Tory minister Kenney denies conspiring against Ruby Dhalla
The Canadian Press
May 10, 2009
OTTAWA Immigration Minister Jason Kenney is dismissing claims by Ruby Dhalla's lawyer that the Liberal MP is the victim of a conspiracy mounted by people bent on destroying her political career.
Kenney, in an interview Sunday on CTV's Question Period, insisted he takes no partisan delight in the allegations levelled against Dhalla by three immigrant women who worked as caregivers for her family.
“One never likes to see a colleague from any party facing a difficult personal situation,” said the Conservative minister.
“Frankly, I like Ms. Dhalla and have gotten along quite well with her. And I think she does deserve the benefit of the doubt.”

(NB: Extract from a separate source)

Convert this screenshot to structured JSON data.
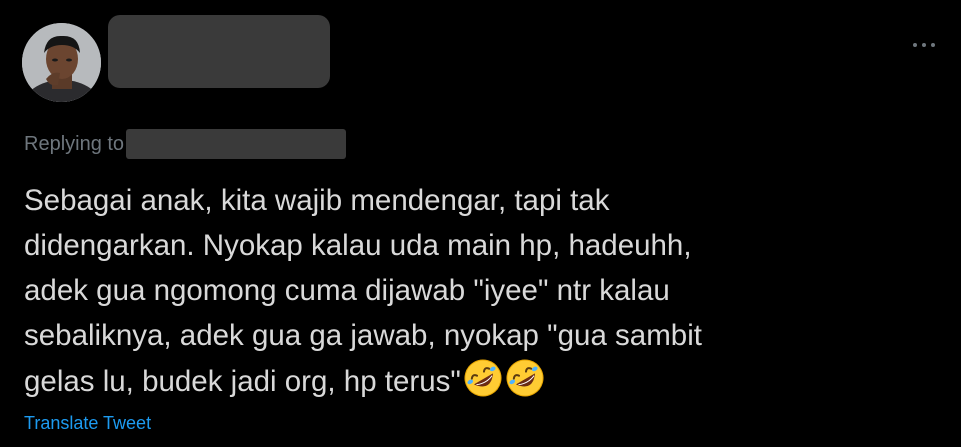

The three women from the Philippines who were employed in the Dhalla family home in Mississauga, Ont., last year all say they were overworked and underpaid. Two also claim they were illegally hired while the third says she was paid under the table.
Dhalla's lawyer, Howard Levitt, told a news conference last Friday the allegations are false and “deliberately made in a purposeful attempt to destroy Dr. Dhalla's career and credibility.”
Levitt said the only question is “who's really behind” the allegations and who “orchestrated or assisted or enabled” the women to come forward with their claims.
Kenney prefaced his response Sunday with a disclaimer that he doesn't like to comment on individual cases as immigration minister – then went on to denounce the assertions made by Levitt.
“I don't know what conspiracy this would be, between the Conservative part, the NDP, three Filipino nannies and the Toronto Star,” he said.
“I can hear the black helicopters hovering overhead. I think it's unfortunate and undermines credibility when people start talking about conspiracy theories.”
Kenney said he had no personal knowledge of the case until news of it broke publicly last week.
And he said he doesn't't believe he's ever met any of the three women – although he's held discussions with groups that work with immigrant caregivers and “I suppose it's possible that some people involved in this story were at one of my consultations.”
Dhalla remains a member of the Liberal caucus but has given up her post as the party's multiculturalism critic pending resolution of the controversy. She has also asked Mary Dawson, the federal ethics commissioner, to review her actions.
Kenney pointed out, however, that the ethics commissioner is primarily concerned with matters such as conflict of interest affecting MPs.
The allegations against Dhalla and her family revolve around federal immigration law, the provincial labour code and taxation rules, said the minister.
“The ethics commissioner has nothing to do with any of those whatsoever. I don't think that's relevant in any respect.”
The Commons immigration committee is trying to arrange for the three women to testify this week.